Reading is fundamental. Yet somewhere on the path from all-nighters in college to here, most of us lost the drive, time or impetus to read with the intensity, purpose or sheer volume we did when we were in school.

As leaders, though, we are required to use our brains to solve problems, remain innovative and inspire creativity. Books provide a great counter-balance to experience when developing and maintaining that muscle.

Here are a few reasons and ways to bring reading back into the daily routine.

Services

Certain industries: finance, politics, media, require leaders to read daily just to maintain a basic level of functioning. However, many of us can get away with not reading anything with any regularity.

Thus, for those of us without the underlying requirement, we can take a page from our colleagues in these fields to bring the reading habit back.

First, consider finance. The Wall Street Journal and Financial Times have remained relevant despite being newspapers because of their timeliness, and the high quality and varied information they provide their specific audience. They are also produced and updated daily and available in a number of formats, which makes them easy to obtain and digest.

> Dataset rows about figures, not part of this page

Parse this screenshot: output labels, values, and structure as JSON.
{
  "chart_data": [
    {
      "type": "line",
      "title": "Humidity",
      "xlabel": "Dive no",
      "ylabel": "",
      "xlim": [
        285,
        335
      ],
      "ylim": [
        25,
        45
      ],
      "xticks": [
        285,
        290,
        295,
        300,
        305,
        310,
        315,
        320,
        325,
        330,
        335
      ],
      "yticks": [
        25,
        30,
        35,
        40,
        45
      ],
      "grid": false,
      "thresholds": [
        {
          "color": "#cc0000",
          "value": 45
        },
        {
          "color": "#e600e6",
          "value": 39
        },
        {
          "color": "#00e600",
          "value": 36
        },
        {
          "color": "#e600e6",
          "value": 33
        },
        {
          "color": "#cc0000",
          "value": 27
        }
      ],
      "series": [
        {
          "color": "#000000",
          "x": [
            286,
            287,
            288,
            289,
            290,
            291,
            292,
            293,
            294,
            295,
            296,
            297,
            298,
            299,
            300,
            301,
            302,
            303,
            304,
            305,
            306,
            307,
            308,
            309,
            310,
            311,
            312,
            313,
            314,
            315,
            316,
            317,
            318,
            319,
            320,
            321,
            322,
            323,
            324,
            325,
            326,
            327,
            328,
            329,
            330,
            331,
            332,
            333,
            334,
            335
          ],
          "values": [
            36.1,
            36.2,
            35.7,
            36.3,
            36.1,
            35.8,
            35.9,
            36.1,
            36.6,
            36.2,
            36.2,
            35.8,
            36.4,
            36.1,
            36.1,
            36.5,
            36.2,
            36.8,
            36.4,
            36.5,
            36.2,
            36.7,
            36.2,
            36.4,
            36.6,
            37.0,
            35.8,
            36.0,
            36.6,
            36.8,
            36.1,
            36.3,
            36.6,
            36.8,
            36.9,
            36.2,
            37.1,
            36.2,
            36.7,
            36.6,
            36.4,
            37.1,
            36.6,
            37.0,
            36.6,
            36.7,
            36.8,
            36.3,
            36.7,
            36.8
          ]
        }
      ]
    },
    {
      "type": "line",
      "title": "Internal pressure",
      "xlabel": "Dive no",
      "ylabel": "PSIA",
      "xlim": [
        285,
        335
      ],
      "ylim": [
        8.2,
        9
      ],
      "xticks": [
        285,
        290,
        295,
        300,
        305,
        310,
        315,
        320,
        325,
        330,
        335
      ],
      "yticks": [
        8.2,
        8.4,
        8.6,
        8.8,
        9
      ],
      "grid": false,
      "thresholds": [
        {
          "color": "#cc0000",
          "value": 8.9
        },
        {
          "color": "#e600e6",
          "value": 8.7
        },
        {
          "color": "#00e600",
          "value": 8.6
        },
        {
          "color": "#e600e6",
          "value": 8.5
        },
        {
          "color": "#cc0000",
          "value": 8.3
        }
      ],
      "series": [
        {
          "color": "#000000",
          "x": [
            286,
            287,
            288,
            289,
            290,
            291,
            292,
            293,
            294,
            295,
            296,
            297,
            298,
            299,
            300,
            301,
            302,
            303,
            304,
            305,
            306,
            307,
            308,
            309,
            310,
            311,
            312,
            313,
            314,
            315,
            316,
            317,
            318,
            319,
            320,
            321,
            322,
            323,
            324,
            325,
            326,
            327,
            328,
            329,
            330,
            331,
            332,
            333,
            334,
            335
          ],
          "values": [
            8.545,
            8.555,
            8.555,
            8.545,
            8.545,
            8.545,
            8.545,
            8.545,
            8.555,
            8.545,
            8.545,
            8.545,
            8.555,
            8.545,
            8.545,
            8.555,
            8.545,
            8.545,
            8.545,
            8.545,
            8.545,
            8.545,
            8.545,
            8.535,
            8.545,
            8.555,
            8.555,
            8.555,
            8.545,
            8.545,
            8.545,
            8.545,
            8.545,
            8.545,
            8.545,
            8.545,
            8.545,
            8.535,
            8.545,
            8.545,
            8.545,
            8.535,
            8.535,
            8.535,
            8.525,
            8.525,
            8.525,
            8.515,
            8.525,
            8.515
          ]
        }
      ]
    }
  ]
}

While neither publication may be as relevant to us, we can follow this model by subscribing to a more topical periodical on a platform we will use. For example, MultiBriefs provides topical, exclusive content in a variety of industries; HBR provides several leadership newsletters; and there is a podcast for everyone. Subscribing to these services is the first step in getting relevant content into our hands.

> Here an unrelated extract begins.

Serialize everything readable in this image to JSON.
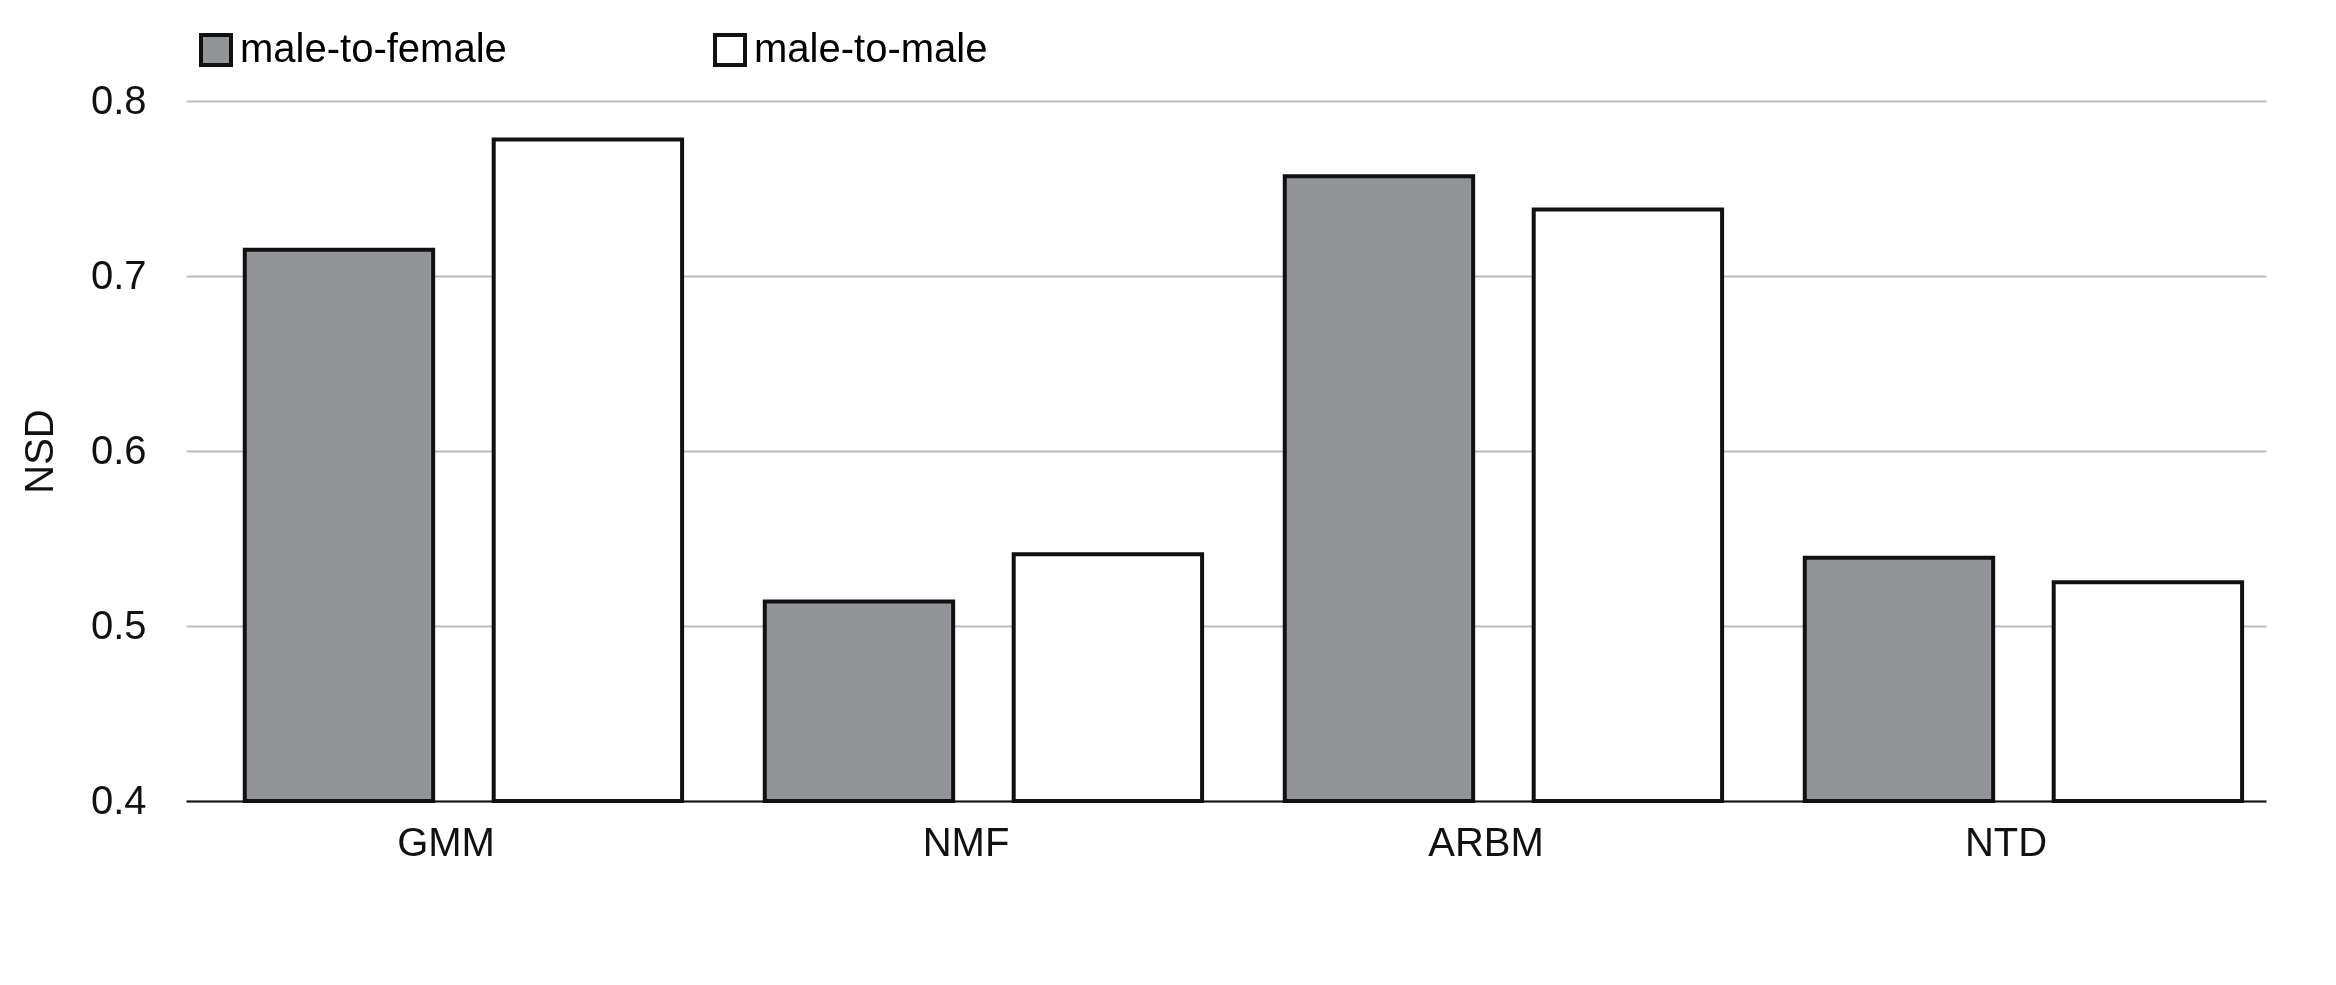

Once we have that content flowing to us, it makes it easier to incorporate into the slower spots of our day, like waiting for a call to start, sitting in the airport or standing in line for coffee.

Content

The next thing to do is recognize the different ways we process content and the differences in content we want to process. A heady analysis of performance metrics might be something to save until we have quiet, not something to skim while grabbing a skinny latte.

Thus, the next step is to take a new look at the times in our day when we are best set up to mentally process thought pieces, more intricate analyses or, in general, deeper reads. Our gut reaction might be, well, never. But that is not true.

As leaders we all know our daily cycles, simply acknowledging that in the morning over a cup of coffee or in the evening with a glass of bourbon is that good time for us is critical for taking the step to recapturing that time for reading.

Similarly, we should all know by know whether we are the type of leader that has to dive right in (read a book every day starting now) or slowly add a habit (let’s start with one New Yorker article per week). Play to that strength and start incorporating deeper reads into the appropriate time of day.

The bottom line is, as the folks at Farnam Street say, “finding time to read boils down to choices about how you allocate your time. And allocating your time is how successful people increase productivity.”